Unfortunately, the GUI still gives the admin zero insight into how full a sVDEV is - either on the metadata or small files side. So you will have to brush up on your CLI skills to check occasionally, especially if your pool is undergoing major changes like the addition of a busy database, for example. If the partitions fill up, performance will likely become very uneven as some files end up in the pool vs. on the SSDs in the sVDEV. I have a SLOG in my system (p4801x) and it’s likely way faster than the older S3610s. So if a fast SLOG helps, I have one.

When to use it
Besides the standard Edmund Hillary / George Leigh Mallory response (“because it’s there!”), I’d argue sVDEVs are very useful in pools where there is a lot of changing, small data. Unlike a L2ARC, a sVDEV does not need to get “hot” as the metadata are already on a fast SSD. Similarly, HDDs and ZFS in particular suffer from writing small files due to all the latency involved - waiting for write confirmation, and all that.

I use a sVDEV simply for the speed it provides consistently when it comes to browsing directories or making backups. Rsync backups just blow along at ridiculous speeds as unchanged files are compared. However, at least the metadata bit can be emulated to a large extent with a properly-sized L2ARC (that is persistent and metadata=only) and the better ARC implementation that is coming may further speed things along.

Anything else?
I have found sVDEVs to be a great tool, if handled carefully. For example, DO NOT believe ZFS if if tells you that a perviously 100% healthy pool is suddenly dead w/o reason. It could be something as simple as your sVDEV SSDs having lost a power connection or the TrueNAS update process causing your SSDs to soft-brick themselves, necessitating a power cycle. Check the cabling and ignore bad advice from the GUI and the ZFS command line until you have exhausted all other options.
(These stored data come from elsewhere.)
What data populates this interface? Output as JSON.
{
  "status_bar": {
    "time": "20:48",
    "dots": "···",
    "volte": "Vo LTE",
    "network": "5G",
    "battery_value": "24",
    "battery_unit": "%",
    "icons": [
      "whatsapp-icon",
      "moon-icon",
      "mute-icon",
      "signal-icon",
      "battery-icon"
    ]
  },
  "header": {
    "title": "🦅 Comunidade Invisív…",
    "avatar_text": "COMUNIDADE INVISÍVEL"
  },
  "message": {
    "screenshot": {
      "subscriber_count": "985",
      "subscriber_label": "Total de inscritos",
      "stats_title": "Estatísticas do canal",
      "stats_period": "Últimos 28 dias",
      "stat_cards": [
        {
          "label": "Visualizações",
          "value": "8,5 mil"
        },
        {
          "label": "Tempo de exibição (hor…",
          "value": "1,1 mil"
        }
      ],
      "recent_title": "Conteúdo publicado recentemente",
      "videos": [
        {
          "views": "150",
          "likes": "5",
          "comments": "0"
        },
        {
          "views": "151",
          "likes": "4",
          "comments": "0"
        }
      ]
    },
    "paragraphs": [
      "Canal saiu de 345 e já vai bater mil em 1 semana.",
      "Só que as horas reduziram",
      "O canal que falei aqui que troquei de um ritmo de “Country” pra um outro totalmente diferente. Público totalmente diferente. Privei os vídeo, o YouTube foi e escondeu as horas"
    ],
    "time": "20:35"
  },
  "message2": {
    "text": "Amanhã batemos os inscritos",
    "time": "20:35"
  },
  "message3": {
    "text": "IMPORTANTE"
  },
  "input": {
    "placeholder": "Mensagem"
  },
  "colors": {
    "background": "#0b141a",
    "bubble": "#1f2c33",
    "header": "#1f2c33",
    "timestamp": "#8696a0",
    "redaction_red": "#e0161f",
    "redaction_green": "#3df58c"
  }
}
Stux · April 6, 2024, 11:54pm

Found the original Intel/ZFS presentation on “segregated vdevs”

Stux · April 7, 2024, 12:07am

Went down the Wendell hole

Seems like if you have a bunch of VM zvols you can avoid having a separate mirrored flash pool for the VMs and instead their small block size would count as small files.

This basically means I can integrate my planned “vm pool” as my special vdev basically in a unified vm and large file pool.

That seems neat.

Just need to keep an eye on the capacity of sVdevs.

Stux · April 7, 2024, 12:08am

Reddit discussion

https://www.reddit.com/r/zfs/comments/cm594b/why_is_nobody_talking_about_the_newly_introduced/

Davvo · April 7, 2024, 3:02am

Yep.

Stux · April 7, 2024, 3:17pm

Early information about special vDEVs quite vehemently states that they can’t be removed once added so get it right…

Later information says they can, because of vDEV removal, which is a newer pool feature.

Is this true? Does it work well? What is the permanent cost of removing a special vDEV, if you can?

etorix · April 7, 2024, 3:36pm

Same rules as other vdev removals: Possible if the pool consists of mirrors, not possible if there is any raidz involved—of course, special SSD vdevs are most useful to speed up big bulk storage of HDD raidz# data vdev.
If you can remove, the only cost is to go back to the performance of a regular pool.

Constantin · April 7, 2024, 4:41pm

I added some content at the bottom of my Suggestion to beef up sVDEVs thread. I hope it’s a good starting point for a community-based resource page that goes into the how and why of sVDEVs, how to effectively implement them and hopefully some illustrations how they affected use cases.